House of the Witch is wonderfully creepy little movie about a group of teenagers who give into their natural instincts and break into a house on Halloween.  Needless to say, the house turns out to be even more haunted than they were led to believe.  In fact, the house is home to an ancient witch.  Soon, everyone is trapped in the house and being hunted down one-by-one.  Blood is spilled.  Fingers are lost.  Faces are infected with … something.

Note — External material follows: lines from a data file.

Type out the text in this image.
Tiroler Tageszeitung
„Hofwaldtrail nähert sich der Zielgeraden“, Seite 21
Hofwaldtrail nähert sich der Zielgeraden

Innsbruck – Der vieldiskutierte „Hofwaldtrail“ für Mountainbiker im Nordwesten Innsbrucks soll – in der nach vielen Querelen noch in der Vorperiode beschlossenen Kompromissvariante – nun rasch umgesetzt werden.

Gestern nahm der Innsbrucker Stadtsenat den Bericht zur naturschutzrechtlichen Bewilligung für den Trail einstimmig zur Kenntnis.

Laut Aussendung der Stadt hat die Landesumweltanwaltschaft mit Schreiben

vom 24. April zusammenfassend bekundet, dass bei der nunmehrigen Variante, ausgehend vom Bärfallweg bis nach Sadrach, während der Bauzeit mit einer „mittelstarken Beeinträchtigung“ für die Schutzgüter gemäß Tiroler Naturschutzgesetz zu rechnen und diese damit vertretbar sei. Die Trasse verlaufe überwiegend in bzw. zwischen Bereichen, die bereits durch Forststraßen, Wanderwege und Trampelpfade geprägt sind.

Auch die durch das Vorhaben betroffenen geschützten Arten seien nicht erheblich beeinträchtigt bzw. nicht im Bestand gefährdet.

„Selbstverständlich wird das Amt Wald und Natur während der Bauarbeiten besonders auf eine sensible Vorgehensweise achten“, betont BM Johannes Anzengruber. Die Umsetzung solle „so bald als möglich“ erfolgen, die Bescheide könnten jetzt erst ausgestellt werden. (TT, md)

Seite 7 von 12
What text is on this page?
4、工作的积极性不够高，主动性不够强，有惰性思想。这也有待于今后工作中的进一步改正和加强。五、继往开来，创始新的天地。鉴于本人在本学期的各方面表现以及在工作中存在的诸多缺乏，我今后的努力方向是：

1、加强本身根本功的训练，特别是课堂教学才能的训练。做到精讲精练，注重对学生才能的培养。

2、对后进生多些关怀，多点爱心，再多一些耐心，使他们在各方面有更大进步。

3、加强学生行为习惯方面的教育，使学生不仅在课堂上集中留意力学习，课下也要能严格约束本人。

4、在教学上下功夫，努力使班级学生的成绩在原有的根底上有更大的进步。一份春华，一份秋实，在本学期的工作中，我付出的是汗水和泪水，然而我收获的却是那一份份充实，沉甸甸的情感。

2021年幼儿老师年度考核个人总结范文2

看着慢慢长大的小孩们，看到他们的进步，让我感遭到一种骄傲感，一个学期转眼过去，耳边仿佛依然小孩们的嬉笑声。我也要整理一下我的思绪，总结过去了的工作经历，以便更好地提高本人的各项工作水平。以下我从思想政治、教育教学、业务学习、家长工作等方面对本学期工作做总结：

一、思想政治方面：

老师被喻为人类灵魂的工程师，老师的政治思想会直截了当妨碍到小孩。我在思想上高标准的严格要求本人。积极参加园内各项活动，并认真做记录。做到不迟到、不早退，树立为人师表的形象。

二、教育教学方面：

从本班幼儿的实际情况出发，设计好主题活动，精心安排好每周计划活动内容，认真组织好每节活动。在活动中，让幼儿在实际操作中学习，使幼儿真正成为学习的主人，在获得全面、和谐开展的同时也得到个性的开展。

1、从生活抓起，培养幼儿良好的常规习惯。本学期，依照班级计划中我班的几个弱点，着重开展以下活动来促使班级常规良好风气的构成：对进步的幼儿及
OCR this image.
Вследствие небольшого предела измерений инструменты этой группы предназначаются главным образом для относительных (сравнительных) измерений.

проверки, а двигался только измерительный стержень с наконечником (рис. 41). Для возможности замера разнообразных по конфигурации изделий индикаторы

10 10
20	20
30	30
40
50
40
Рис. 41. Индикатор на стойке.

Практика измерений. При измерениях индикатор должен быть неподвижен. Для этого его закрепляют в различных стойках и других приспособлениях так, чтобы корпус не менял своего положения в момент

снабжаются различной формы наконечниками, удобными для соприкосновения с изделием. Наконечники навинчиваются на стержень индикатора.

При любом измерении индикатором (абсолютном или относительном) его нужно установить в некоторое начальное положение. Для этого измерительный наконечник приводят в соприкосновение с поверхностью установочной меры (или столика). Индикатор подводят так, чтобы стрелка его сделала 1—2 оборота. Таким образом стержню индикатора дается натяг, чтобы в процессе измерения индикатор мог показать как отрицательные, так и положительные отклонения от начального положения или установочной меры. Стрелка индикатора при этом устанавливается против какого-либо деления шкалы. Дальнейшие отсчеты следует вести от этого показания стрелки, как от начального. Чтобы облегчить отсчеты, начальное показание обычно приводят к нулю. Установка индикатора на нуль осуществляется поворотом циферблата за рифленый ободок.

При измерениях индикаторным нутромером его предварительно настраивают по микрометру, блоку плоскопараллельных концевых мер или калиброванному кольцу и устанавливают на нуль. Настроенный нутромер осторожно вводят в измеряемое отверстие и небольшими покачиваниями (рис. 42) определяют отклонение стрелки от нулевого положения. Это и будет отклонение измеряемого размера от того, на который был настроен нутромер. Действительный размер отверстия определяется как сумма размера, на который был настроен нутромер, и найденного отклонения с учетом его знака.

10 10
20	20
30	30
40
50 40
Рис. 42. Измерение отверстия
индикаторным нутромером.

The storyline may sound simple but it’s also wonderfully effective and atmospheric.  The dilapidated house is a truly frightening location and it just gets more frightening as the film progresses.  By the end of the movie, I was looking over my shoulder to make sure that there weren’t any witches creeping around my living room.  (Fortunately, there weren’t.)  The film does a great job of keeping the viewer off-balance.  Even though you know that damn witch is going to be behind every corner, you still jump when she suddenly pops up.

I liked the whole look of the film.  Early on in the film, there’s a wonderful overhead shot of a pickup truck heading towards the house and the scene perfectly captures not only the creepiness of Halloween but also the emptiness of life in the nearby small town.  Seeing the truck driving past empty and endless fields, it was easy to understand why the film’s characters were drawn to that cursed house.  In a landscape defined by nothing, that house and its infamous reputation was at least something.

All in all, this was a great film for Halloween.